My question is: Is $J_{N(P)}= (P)?$
I.e. is the analytic space defined by the ideal $(P)$ generated by $P$ smooth or is it non reduced?
I know that in real algebraic geometry the ideal $J_{N(P)}$ would be the real radical of $(P)$, but I do not know of a similar result in the analytic category.
I have tried to find elements of $\mathcal{A}_{D}/(P)$ that are nilpotent but with no success. How does one approach this in the real analytic category?
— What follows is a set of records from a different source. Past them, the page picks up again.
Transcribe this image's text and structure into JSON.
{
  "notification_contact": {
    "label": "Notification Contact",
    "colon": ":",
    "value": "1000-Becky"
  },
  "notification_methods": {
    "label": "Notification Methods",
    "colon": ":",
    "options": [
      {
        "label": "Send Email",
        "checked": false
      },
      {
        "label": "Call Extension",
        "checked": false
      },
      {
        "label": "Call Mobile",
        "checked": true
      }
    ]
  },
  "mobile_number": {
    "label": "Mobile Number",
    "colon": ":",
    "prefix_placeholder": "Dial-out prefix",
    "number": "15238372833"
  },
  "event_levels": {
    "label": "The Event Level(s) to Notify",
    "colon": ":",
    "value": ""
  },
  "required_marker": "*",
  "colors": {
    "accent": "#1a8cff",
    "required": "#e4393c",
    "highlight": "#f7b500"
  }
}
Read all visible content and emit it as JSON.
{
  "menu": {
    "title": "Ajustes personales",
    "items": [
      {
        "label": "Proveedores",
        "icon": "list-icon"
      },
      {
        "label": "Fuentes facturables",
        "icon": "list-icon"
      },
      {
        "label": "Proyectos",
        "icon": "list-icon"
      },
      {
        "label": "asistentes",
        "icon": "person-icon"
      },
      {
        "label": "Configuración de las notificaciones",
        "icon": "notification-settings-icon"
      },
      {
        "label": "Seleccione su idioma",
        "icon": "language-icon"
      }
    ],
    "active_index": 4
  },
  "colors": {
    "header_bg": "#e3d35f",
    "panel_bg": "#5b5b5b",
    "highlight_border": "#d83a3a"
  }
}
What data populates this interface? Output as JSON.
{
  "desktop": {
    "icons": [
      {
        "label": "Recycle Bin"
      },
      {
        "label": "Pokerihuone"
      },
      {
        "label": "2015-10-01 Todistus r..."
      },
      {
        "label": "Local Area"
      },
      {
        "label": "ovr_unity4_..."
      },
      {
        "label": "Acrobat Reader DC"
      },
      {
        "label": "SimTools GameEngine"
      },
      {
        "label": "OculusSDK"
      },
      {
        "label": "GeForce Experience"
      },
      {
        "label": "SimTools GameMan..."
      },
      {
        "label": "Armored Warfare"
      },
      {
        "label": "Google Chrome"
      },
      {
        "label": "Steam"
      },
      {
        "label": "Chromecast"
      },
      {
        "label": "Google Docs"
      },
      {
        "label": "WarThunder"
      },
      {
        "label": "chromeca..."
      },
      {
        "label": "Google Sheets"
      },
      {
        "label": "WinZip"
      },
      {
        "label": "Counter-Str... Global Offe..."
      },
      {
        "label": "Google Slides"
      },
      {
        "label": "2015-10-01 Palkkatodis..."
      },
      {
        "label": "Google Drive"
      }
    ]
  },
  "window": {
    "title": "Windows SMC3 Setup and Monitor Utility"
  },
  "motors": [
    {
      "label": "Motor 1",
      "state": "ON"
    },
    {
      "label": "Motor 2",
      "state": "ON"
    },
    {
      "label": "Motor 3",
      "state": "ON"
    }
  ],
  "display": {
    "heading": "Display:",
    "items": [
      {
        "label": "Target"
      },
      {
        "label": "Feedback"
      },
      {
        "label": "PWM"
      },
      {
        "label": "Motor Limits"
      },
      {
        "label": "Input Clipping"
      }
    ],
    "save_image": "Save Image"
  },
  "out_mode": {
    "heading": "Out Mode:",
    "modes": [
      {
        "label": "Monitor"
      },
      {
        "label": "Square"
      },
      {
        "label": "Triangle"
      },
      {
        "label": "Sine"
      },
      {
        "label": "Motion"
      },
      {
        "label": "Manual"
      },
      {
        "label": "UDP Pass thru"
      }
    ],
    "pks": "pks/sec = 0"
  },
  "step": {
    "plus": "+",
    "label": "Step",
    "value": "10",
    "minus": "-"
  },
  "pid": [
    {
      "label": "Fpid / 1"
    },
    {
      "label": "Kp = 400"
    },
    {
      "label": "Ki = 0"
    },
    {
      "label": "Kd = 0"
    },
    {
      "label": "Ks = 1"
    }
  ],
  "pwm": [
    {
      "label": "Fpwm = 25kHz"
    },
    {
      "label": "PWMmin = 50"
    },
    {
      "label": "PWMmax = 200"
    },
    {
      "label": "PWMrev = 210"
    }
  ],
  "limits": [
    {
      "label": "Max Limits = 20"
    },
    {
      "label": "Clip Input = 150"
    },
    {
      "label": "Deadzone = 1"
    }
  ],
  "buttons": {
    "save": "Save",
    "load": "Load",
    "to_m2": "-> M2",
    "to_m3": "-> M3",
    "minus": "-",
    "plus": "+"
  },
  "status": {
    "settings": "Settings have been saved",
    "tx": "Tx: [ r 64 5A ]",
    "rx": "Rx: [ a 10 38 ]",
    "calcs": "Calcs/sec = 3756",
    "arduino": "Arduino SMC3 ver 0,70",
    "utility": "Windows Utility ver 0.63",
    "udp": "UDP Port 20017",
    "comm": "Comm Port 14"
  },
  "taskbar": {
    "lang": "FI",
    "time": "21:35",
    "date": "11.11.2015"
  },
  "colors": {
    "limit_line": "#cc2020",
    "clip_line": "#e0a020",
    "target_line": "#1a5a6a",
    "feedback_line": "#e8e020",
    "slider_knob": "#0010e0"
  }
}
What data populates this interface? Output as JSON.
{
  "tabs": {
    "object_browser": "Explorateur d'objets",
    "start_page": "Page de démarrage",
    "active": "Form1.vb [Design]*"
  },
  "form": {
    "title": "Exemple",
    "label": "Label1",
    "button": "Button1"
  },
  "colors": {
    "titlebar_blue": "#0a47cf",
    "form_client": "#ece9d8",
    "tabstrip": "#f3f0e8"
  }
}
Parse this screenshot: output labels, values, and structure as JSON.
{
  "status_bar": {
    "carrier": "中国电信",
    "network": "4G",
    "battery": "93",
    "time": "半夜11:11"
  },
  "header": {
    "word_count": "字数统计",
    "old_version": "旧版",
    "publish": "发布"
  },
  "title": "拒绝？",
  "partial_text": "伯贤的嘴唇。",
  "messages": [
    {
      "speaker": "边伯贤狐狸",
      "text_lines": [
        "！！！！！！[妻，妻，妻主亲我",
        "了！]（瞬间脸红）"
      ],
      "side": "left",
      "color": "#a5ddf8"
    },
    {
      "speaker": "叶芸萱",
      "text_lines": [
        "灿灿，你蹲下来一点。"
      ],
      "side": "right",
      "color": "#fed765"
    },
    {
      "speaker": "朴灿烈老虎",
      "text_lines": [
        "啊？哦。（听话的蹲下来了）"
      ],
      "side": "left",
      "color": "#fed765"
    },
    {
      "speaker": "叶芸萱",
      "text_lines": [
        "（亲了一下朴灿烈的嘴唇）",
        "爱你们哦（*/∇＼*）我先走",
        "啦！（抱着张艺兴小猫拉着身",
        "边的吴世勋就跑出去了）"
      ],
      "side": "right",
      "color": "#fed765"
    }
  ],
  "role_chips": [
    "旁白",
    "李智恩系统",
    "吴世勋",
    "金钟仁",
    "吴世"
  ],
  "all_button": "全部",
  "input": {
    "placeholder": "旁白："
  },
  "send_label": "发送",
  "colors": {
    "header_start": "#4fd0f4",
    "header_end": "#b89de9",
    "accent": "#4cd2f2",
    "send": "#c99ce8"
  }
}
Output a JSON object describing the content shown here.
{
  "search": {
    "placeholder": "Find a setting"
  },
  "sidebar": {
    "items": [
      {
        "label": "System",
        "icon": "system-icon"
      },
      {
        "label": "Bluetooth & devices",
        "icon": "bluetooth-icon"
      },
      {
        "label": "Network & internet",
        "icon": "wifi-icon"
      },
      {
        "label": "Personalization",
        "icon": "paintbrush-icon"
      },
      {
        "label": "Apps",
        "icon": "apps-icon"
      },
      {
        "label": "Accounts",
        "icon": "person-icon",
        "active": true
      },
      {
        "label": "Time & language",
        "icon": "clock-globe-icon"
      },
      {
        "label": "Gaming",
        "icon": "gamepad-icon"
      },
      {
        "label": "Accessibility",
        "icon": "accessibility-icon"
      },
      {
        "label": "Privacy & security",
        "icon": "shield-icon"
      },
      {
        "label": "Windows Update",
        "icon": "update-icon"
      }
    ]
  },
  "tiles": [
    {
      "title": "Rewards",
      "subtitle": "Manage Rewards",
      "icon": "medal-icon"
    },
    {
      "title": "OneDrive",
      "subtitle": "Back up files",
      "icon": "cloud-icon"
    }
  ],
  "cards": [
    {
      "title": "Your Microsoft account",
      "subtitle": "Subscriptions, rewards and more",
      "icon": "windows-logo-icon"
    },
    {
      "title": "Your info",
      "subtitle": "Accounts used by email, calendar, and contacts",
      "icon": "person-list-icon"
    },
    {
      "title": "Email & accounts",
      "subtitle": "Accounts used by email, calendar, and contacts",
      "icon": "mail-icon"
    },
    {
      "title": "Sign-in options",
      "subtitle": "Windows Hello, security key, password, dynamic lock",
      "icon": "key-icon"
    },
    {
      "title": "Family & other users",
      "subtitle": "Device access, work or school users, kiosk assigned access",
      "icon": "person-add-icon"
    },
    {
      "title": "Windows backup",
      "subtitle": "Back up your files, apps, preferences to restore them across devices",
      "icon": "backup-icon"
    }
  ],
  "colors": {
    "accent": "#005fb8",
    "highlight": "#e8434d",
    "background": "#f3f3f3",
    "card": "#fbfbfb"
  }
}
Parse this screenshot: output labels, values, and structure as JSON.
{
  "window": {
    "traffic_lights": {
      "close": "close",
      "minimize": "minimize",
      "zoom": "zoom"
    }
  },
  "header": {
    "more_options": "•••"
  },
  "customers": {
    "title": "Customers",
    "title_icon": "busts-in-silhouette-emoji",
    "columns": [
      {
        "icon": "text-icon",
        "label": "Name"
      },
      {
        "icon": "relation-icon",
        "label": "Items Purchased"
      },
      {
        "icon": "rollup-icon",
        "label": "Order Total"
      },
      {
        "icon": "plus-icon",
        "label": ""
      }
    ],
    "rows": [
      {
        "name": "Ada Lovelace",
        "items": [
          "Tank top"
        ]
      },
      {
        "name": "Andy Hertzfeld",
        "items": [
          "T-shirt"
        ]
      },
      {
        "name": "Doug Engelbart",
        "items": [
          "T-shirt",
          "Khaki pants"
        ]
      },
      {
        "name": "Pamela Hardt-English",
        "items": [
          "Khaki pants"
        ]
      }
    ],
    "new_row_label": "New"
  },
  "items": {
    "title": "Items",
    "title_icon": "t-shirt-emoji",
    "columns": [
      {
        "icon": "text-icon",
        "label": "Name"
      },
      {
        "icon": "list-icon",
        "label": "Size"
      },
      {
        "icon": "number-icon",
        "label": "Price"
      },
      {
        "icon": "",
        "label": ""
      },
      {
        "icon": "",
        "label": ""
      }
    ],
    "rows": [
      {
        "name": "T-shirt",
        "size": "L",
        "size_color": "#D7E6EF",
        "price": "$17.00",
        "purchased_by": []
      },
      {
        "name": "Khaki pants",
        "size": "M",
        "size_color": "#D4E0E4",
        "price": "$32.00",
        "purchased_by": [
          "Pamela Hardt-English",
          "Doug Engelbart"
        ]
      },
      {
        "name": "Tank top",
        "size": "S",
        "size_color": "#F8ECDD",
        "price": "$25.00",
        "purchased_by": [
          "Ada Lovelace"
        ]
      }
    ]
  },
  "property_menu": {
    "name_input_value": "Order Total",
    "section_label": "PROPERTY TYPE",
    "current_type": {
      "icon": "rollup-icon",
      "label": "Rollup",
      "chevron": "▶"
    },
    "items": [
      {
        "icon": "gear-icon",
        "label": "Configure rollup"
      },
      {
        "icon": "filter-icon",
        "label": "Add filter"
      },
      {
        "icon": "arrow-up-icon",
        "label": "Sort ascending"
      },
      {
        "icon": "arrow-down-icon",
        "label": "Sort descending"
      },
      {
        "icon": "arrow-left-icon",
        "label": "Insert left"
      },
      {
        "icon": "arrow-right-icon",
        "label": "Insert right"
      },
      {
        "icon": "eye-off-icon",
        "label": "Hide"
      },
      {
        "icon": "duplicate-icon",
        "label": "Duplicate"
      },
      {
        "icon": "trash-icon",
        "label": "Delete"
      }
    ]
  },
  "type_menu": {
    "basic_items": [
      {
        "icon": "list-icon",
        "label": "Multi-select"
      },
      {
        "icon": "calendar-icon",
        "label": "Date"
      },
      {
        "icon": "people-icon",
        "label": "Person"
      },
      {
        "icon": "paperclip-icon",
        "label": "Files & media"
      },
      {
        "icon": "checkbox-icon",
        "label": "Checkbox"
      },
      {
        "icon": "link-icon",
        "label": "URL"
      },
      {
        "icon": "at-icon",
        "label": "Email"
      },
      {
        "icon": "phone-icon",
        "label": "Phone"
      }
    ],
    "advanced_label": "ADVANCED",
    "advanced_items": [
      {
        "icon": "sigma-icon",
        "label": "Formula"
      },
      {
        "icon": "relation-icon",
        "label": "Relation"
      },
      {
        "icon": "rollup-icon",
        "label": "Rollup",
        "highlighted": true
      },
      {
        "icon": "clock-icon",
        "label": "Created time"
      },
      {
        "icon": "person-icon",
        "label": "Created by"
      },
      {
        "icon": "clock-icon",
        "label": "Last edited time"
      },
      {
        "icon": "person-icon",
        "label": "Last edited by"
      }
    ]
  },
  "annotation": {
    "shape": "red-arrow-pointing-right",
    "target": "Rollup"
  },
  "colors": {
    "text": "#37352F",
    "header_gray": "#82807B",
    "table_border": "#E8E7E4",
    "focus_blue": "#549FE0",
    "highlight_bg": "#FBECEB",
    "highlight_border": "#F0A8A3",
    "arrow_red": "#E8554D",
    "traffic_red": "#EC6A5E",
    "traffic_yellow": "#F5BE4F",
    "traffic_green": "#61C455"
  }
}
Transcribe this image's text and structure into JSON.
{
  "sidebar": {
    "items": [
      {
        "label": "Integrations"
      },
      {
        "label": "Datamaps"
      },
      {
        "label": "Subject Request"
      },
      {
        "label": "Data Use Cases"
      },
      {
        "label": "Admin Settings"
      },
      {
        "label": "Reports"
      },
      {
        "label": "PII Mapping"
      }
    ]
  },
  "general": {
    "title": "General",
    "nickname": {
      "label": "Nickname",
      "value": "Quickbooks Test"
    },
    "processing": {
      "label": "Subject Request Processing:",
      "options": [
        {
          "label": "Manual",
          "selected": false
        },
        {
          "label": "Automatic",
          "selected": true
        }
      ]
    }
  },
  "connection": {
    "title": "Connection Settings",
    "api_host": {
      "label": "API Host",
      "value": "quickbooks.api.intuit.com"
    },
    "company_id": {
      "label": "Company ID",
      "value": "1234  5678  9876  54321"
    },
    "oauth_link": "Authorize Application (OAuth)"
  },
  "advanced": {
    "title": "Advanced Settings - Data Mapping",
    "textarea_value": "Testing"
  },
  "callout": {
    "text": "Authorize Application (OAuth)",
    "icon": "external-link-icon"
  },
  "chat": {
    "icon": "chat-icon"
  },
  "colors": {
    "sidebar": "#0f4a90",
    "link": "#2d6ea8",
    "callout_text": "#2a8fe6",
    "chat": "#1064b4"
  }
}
The answer is, no. After a change of coordinates around $0$, the polynomial may be assumed to be $P(x,w)=w^2+x$, as $w+1$ is invertible and positive around zero. Then by the Weierstraß division theorem one has
$\mathcal{A}_{D,0}/ (P)_0\cong \mathcal{A}_{D',0}^2.$
Here $D'$ is a domain in $\mathbb{R}$ containing $0$. Thus, the real analytic space defined by $P$ is not a real analytic manifold at $0$.